Uh, Death, Please. No, Cake! Cake!
The Times - The Lambeth walk
The Archbishop of Canterbury shows true leadership
No one could accuse Rowan Williams of not saying that extra prayer or going the extra mile along the rocky road. He has wrestled with the tensions, arguments and conflict over homosexual clergy for more than three years in an attempt to hold together a Church of England more rent with division than at any time for the past two centuries. The effort has cost the office of archbishop dear and has brought the Church to the brink of schism. Now he has decided that the time for emollience is over. Exasperated by the repeated failure of the Episcopal Church of the United States of America to heed the pleas for restraint from other members of the Anglican Communion, he has drafted plans to expel the Americans from the worldwide Anglican Church, and offer it only “associate” membership. It is schism in all but name.
Hmmmmm.
So, to once again prove my point whose fault it actually is that people around the world find us overbearing, hegemonic, and inclined to throw our weight around just because we’re rich:
A question that arises, but has rightly played little part in the theological debate, is money. The US Church is rich, and underwrites much of the budget of Anglicans in Africa and the developing world. That, and ownership of American church buildings, is a matter now for lawyers to settle.

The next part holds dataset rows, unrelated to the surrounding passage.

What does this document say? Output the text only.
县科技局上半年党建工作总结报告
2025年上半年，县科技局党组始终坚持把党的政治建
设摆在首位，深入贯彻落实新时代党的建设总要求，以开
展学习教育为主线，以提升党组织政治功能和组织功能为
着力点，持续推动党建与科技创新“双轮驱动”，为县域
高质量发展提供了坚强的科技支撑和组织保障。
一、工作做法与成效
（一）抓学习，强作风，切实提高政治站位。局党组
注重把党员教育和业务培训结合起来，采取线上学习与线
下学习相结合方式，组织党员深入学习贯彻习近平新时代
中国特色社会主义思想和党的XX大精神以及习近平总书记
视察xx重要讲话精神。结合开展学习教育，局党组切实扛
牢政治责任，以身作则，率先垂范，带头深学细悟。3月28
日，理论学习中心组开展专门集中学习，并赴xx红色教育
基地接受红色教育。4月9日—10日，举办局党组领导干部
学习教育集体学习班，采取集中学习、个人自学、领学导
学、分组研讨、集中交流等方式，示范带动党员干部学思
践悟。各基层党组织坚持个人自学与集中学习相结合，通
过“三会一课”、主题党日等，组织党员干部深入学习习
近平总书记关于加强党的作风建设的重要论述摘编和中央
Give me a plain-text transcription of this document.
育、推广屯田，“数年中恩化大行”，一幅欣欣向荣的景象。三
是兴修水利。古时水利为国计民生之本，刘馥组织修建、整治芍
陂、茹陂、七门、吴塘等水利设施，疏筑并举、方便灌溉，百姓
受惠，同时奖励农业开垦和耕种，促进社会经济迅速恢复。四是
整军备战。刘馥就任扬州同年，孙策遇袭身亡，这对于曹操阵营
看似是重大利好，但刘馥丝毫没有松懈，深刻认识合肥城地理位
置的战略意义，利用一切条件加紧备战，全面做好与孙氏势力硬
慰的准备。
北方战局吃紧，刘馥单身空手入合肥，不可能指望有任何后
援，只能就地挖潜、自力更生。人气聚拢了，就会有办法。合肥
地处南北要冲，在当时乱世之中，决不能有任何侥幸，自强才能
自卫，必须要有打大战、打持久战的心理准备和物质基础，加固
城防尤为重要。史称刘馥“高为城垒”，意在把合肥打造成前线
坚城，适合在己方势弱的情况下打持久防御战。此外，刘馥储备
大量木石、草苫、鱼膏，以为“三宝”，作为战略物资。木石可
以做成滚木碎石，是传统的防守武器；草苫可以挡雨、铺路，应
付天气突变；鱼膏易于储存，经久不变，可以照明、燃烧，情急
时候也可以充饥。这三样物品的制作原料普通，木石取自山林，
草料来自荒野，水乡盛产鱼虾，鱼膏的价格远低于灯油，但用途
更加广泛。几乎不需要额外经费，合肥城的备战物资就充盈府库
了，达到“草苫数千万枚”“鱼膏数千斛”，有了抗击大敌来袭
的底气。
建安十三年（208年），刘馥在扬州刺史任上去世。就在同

June 28th, 2006 at 9:58 am
“…for where your treasure is there will your heart be also”.
June 28th, 2006 at 3:48 pm
And that’s why you can’t fly your Sopwith thru the eye of a needle.
June 29th, 2006 at 5:00 am
A friend of my dad’s saw a Fairey Swordfish fly through a barrage balloon, emerge from the other side minus one wing, and keep on flying. They are featured in that great WWII film Sink the Bismark!
June 29th, 2006 at 5:43 am
Toughness thru simplicity and quality wire.
June 29th, 2006 at 8:13 am
Was that one wing out of the four? Lots of lift surface is really useful when you’re getting shot at.
They flew too slowly for the German gunners to be able to set a fuse for them, I’m told. Even at their shortest fuse they were still hundreds of feet past the Stringbags when they exploded. They’d have had a better chance with a muzzle-loading cannon.
June 29th, 2006 at 11:30 am
Har! Make fun with yr muzzle loading cannon jibs, but many of the pilots preferred the StringBag to the later arriving (Albacore?) much like many US pilots preferred the Dauntless to the much more modern SB2C HellDiver or more colloquially Son-of-A-Bitch 2nd Class.
June 30th, 2006 at 6:44 am
There was something called the Fairey Fullmar which carried torpedoes. Dunno whether it was any good.
June 30th, 2006 at 11:47 am
Maybe the Albacore was a Dive/patrol bomber? Im kinda vague about Fleet Air Arm machinery. Which makes is nice since the RAF was kinda vague about the Fleet Air Arm machinery as well.